Wednesday, 12 October 2011

TPA – Frightened Of Reality

Today has brought what I believe is the first piece on the website of the so-called Taxpayers’ Alliance (TPA) by their new political director Jonathan Isaby, whose work experience outside journalism and politics is precisely zero. His subject is the EU – maybe Lee Rotherham, author of the “dodgy dossier” on the ECHR was not available – and it seems that the low standard of TPA copy has been maintained.

The target for Isaby’s article is the EU’s new visitor centre in Brussels, which opens to the public on Friday. The centre, which provides information and displays on the EU’s past, present and potential future, will be a free-to-enter attraction open seven days a week, and will also explain to visitors the workings of the European Parliament and how it affects the everyday life of those living in member states.

So what is the TPA’s problem with what is known as the Parliamentarium? Well, Isaby homes in on the cost, which he reckons to be £15.5 million. Sounds like a large number. So how much has it cost the UK? Our net contribution to the EU was around 6% of the total budget in 2010, which means the UK is on the hook for rather less than £1 million in this case.

That isn’t such a large number, but nevertheless the TPA has a point: publicly funded visitor centres are not universally popular with hard pressed taxpayers. So can we expect to see Isaby and his colleagues going after those that cost rather more that we’re chipping in for the Parliamentarium? The answer from Belfast suggests not.

There, the Titanic Visitor Centre is taking shape ready for the centenary of the ill-fated liner’s maiden voyage next year. First two names in the list of funding sources (out of four) are the Northern Ireland Executive and Belfast City Council, which suggests that these two are making the largest contributions. The total cost of the centre is around £100 million. And on this occasion, the TPA is silent.

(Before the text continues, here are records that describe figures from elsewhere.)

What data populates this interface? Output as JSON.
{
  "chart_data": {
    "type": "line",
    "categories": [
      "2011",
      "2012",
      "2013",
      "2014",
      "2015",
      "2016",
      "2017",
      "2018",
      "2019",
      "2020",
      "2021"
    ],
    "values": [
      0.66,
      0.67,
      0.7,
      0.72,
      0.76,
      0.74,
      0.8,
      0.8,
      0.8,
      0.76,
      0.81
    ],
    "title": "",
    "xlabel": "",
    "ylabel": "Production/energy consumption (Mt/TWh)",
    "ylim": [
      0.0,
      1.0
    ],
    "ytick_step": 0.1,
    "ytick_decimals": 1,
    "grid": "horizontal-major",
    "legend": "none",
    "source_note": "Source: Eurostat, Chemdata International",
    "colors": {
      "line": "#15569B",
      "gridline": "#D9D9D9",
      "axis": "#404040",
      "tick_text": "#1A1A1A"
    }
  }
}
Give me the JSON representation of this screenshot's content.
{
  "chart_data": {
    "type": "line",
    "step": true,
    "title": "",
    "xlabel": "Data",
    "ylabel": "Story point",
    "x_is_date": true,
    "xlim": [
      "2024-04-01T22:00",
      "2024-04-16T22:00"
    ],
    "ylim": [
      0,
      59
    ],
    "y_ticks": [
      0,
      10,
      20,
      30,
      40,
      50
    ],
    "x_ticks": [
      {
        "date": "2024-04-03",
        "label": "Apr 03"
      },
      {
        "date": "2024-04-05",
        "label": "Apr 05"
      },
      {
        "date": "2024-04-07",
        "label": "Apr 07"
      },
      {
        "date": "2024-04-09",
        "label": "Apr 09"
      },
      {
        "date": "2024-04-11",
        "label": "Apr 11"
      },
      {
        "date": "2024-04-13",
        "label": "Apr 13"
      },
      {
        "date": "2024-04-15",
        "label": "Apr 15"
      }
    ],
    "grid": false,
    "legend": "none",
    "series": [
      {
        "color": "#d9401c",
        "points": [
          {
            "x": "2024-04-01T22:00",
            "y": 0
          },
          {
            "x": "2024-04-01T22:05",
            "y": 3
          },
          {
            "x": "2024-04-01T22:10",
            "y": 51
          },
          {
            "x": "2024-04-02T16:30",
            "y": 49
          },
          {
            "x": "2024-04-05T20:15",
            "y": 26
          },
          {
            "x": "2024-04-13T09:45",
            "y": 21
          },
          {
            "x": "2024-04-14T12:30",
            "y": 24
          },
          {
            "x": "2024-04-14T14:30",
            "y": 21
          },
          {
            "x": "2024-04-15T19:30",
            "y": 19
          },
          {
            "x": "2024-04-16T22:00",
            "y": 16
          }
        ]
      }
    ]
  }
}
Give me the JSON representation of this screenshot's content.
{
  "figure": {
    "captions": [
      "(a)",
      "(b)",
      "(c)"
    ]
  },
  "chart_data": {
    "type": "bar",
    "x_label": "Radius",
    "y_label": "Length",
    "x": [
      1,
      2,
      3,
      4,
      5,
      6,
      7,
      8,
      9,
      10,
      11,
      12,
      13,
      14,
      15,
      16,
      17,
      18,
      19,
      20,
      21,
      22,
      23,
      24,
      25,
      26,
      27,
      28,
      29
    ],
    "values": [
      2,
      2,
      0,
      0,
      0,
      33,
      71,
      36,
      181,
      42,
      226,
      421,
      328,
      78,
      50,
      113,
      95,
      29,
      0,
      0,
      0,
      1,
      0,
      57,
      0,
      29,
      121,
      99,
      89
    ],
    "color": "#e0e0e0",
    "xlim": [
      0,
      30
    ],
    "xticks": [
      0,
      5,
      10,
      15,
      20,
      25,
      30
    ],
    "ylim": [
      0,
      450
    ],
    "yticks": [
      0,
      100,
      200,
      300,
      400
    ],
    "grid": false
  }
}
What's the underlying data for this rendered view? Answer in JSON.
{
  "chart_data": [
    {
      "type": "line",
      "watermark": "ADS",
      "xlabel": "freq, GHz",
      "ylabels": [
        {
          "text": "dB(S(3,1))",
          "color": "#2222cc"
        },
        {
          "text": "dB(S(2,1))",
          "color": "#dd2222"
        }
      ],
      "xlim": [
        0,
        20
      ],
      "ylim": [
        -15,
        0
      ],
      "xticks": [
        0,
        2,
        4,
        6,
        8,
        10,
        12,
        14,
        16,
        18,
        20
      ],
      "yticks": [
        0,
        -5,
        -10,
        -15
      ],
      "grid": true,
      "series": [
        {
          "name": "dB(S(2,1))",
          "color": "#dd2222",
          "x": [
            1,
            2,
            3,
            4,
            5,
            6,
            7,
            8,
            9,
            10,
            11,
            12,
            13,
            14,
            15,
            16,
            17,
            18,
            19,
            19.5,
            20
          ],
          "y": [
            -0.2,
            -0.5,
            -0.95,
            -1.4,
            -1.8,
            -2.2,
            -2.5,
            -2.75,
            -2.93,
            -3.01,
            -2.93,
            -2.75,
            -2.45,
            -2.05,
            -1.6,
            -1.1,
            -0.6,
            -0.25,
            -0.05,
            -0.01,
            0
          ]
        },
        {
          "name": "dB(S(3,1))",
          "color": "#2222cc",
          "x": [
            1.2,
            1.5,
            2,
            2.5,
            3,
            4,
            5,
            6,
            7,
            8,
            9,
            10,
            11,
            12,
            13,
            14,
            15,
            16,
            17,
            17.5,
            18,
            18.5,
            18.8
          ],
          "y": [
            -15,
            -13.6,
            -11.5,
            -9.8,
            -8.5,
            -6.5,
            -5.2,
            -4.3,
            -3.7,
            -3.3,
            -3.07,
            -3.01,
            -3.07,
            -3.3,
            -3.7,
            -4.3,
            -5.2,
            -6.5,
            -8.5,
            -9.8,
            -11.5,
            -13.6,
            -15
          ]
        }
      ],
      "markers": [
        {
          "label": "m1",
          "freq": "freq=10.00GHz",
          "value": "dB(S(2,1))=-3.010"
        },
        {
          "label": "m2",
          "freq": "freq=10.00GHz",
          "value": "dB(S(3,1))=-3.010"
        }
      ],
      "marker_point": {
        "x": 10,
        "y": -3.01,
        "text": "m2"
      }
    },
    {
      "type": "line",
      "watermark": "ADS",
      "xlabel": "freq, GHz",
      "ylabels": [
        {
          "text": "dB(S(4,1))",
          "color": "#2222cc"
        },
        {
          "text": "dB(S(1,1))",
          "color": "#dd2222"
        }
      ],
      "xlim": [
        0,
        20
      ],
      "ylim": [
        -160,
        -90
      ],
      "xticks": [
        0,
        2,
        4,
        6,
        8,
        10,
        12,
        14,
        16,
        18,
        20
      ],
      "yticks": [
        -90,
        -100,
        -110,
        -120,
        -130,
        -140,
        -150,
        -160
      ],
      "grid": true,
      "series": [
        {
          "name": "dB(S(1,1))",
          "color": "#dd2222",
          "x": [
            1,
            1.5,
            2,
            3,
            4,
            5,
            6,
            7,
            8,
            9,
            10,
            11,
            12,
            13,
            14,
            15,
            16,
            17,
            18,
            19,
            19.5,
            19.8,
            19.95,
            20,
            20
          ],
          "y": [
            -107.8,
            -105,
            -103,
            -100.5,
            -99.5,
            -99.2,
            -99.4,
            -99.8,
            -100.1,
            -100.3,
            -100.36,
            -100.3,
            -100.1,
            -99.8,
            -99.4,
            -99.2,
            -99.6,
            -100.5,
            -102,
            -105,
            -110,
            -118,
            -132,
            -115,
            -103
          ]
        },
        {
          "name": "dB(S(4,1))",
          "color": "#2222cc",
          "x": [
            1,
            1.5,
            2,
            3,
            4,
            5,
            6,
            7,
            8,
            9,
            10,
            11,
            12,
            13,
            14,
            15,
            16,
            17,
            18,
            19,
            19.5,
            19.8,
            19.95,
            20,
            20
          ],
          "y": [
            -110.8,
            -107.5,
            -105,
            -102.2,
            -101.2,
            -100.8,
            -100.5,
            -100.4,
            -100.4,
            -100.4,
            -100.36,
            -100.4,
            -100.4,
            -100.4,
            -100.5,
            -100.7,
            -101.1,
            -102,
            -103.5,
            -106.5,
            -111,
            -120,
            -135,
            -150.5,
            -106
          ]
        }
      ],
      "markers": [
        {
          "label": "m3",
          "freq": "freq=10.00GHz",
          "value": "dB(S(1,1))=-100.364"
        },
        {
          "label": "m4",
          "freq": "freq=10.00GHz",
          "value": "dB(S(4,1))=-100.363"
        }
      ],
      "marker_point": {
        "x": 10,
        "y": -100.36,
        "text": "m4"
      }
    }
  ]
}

Which suggests that it isn’t about cost, or whether visitor centres are A Good Thing. So what is Isaby’s real target? This is not hard to discern: one look at the title of his piece (“Brussels’ New £15 Million Propaganda Temple”) says it all. He goes on “be in no doubt, it is propaganda central ... a special effort has been made to indoctrinate children”.

Yes, Jonathan Isaby’s overarching concern is that people might start to learn about the EU, and not from sources of which he approves. Whenever someone starts screaming “propaganda” and “indoctrination” (two terms much favoured by our old friends at Fox News Channel (fair and balanced my arse)), you know that someone is frightened of reality, and wants to shut down the debate.

So the new man at the TPA is just like all the old ones.